Intisari warisan peradaban Ibrahim dengan ka’bah sebagai pusat pengembangannya
, adalah ajaran tauhid, walaupun pada masa akan datang kemurniannya diselimuti
praktik-praktik kemusyrikan, ia masih membalas secara lekat pada kepercayaan
orang Arab, diantaranya yang terpenting adalah kepercayaan mereka bahwa “Allah
Pencipta alam semesta”, bahkan menjelang kelahiran Islam, di tengah-tengah
masyarakat mencari dan mengikuti ajaran monoteisme Nabi Ibrahim, Hanifiyah.
2. Faktor Geografis
Secara
geografis, letak tanah Arab sangat strategis, berada pada pusat dunia. Jazirah
Arab terbuka ke segala penjuru dunia, baik melalui daratan maupun lautan.
Melalui daratan, Jazirah Arab terbuka dari tiga benua besar (Asia, Afrika, dan
Eropa), dan terbuka pula benua-benua lainnya melalui jalan laut. Letak yang
strategis mendukung peradaban Islam yang dibina oleh Muhammad SAW dalam
lingkungan budaya bangsa Arab, sehingga sangat memungkinkan untuk dapat dengan
cepat menyebar ke seluruh bangsa-bangsa yang ada di sekelilingnya, dan
selanjutnya merambah ke seluruh penjuru dunia. Bila demikian halnya, misi rahmatan
lil ‘alamin benar-benar dapat terealisir.
3. Faktor Politik
Dunia
Arab pada masa itu, secara politis senantiasa menjadi rebutan pengaruh antara
tiga kekuatan negara besar yang ada di sekitarnya, yaitu Romawi, Persi, dan
Abessenia. Ketiganya secara silih berganti menguasai dunia Arab, sehingga
dengan sendirinya kehidupan politik di dunia Arab banyak dipengaruhi oleh
ketiga kerajaan besar tersebut. Keberadaan yang demikian ini membuat bangsa
Arab pada saat itu tidak memiliki kekuatan dan kekuasaan politis secara
mandiri, dalam arti pemerintahan pusat yang besar. Kekuasaan politik berada
pada kepala suku yang ada, yang sering terjadi pertentangan peperangan di
antara mereka, dan sering pula dimanfaatkan oleh kekuatan besar (diadu domba)
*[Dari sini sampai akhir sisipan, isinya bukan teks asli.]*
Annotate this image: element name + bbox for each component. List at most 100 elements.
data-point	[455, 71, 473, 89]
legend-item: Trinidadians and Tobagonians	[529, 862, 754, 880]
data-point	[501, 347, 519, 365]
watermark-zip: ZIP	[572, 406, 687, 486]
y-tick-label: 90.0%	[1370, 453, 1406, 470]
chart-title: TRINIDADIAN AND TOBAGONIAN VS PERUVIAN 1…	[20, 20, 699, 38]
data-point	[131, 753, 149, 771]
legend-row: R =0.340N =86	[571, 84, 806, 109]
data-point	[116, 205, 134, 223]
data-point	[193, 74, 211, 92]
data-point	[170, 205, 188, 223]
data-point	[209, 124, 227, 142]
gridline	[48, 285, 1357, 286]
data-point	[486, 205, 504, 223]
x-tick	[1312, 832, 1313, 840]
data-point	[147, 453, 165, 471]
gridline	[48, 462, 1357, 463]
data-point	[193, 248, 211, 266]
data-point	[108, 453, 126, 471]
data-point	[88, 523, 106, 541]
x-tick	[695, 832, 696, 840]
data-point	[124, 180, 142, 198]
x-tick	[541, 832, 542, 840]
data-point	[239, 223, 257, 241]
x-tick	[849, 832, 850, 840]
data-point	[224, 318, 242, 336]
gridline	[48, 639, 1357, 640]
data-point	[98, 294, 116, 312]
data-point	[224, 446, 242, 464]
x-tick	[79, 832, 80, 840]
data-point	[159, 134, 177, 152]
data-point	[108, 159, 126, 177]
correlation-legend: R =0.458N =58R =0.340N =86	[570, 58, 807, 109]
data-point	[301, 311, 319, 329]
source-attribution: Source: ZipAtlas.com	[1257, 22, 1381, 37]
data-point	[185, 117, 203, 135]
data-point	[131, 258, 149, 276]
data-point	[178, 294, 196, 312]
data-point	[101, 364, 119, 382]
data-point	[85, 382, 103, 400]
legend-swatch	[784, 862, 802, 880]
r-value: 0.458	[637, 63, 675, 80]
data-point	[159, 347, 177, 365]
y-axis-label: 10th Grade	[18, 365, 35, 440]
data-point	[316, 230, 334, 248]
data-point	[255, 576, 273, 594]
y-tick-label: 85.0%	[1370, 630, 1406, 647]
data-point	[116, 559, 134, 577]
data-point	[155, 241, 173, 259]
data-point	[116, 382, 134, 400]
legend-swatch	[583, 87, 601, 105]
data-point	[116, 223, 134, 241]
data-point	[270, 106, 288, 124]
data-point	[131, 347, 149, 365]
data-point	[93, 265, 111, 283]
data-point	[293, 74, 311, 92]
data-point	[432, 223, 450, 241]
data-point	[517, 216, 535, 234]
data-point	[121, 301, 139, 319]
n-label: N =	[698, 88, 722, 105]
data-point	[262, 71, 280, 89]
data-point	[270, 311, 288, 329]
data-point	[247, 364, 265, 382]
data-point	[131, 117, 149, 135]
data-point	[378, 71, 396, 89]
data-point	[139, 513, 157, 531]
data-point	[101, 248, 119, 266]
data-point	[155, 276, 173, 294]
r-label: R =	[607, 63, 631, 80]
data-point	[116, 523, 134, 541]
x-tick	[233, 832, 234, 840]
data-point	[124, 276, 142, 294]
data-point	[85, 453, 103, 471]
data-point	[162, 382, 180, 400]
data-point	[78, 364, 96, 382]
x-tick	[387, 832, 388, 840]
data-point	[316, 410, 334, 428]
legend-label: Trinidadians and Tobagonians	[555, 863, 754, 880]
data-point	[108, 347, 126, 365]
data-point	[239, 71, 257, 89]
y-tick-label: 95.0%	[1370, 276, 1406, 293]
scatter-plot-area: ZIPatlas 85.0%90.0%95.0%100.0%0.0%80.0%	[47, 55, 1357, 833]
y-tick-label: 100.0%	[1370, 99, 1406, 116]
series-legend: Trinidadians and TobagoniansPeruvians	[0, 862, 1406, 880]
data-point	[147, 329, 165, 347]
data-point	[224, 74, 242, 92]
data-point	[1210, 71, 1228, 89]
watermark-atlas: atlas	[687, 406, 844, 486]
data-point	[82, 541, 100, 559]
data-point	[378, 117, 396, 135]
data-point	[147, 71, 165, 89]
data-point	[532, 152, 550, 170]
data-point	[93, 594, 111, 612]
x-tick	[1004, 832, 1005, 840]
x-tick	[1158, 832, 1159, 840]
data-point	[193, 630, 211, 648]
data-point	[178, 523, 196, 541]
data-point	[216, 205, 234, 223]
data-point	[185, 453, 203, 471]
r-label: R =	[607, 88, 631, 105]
untuk menanamkan pengaruh/kekuasaan mereka masing-masing.
Karena
situasi politik yang demikian, maka ketika Muhammad datang dengan misi
pembaharuan, mereka tidak dapat memberikan perlawanan yang berarti, sebab
sewaktu ada kabilah yang menentangnya, dengan mudah Muhammad SAW segera
mendapat bantuan dari kabilah lainnya yang menjadi musuh kabilah yang memusuhi
Muhammad SAW tersebut. Keadaan demikian, ternyata merupakan kondisi yang
menguntungkan bagi pembentukan kekuatan politik yang kemudian mampu
mempersekutukan bangsa Arab, yang semula saling bermusuhan antara
kabilah-kabilahnya, menjadi satu kekuatan politik dan budaya Islam yang dibina
oleh Muhammad SAW, yang akhirnya mempermudah terjadinya kontak budaya dengan
bangsa-bangsa di sekitarnya dan kemudian dengan lancar menyebar ke seluruh
penjuru dunia.
4. Faktor Kehidupan Sosial Budaya
Kota
Makkah, sebagai tempat kelahiran Muhammad SAW dan sekaligus sebagai tempat
pertama Muhammad SAW menyampaikan ajaran Islam, dimana terdapat ka’bah sebagai
lambang dan pusat kehidupan sosial budaya bangsa Arab, juga merupakan pusat
kehidupan perdagangan atau perekonomian dan sosial budaya umumnya pada masa
itu. Makkah telah menjadi kota terbuka, menempati jalur perhubungan antara
wilayah utara dan selatan. Suatu kebiasaan penduduk Makkah, adalah berniaga ke
Syiria (wilayah utara) di musim panas dan ke Yaman (wilayah selatan) di musim
dingin. Kebiasaan tersebut, ternyata merupakan kondisi strategis yang dapat
mempercepat pengembangan dan pembudayaan Islam di dalam lingkungan budaya
bangsa Arab secara merata.
Di
samping itu, bangsa Arab juga memiliki keahlian dalam bidang sastra dengan para
penyair yang terkenal. Mereka sangat menghargai syair-syair yang indah dan para
penyair pun dihormati demi menjadi kebanggaan masyarakat. Situasi budaya
demikian, tentunya sangat mendukung bagi tumbuh suburnya peradaban Islam yang
bersumber pada al-Qur’an, kitab suci yang memiliki nilai sastra dan syair-syair
bangsa Arab. Selanjutnya, kebiasaan dan kekuatan daya hafalan mereka luar biasa
atas syair-syair Arab, walaupun sebagian besar mereka belum pandai baca tulis,
membuat keaslian al-Qur’an terpelihara secara baik.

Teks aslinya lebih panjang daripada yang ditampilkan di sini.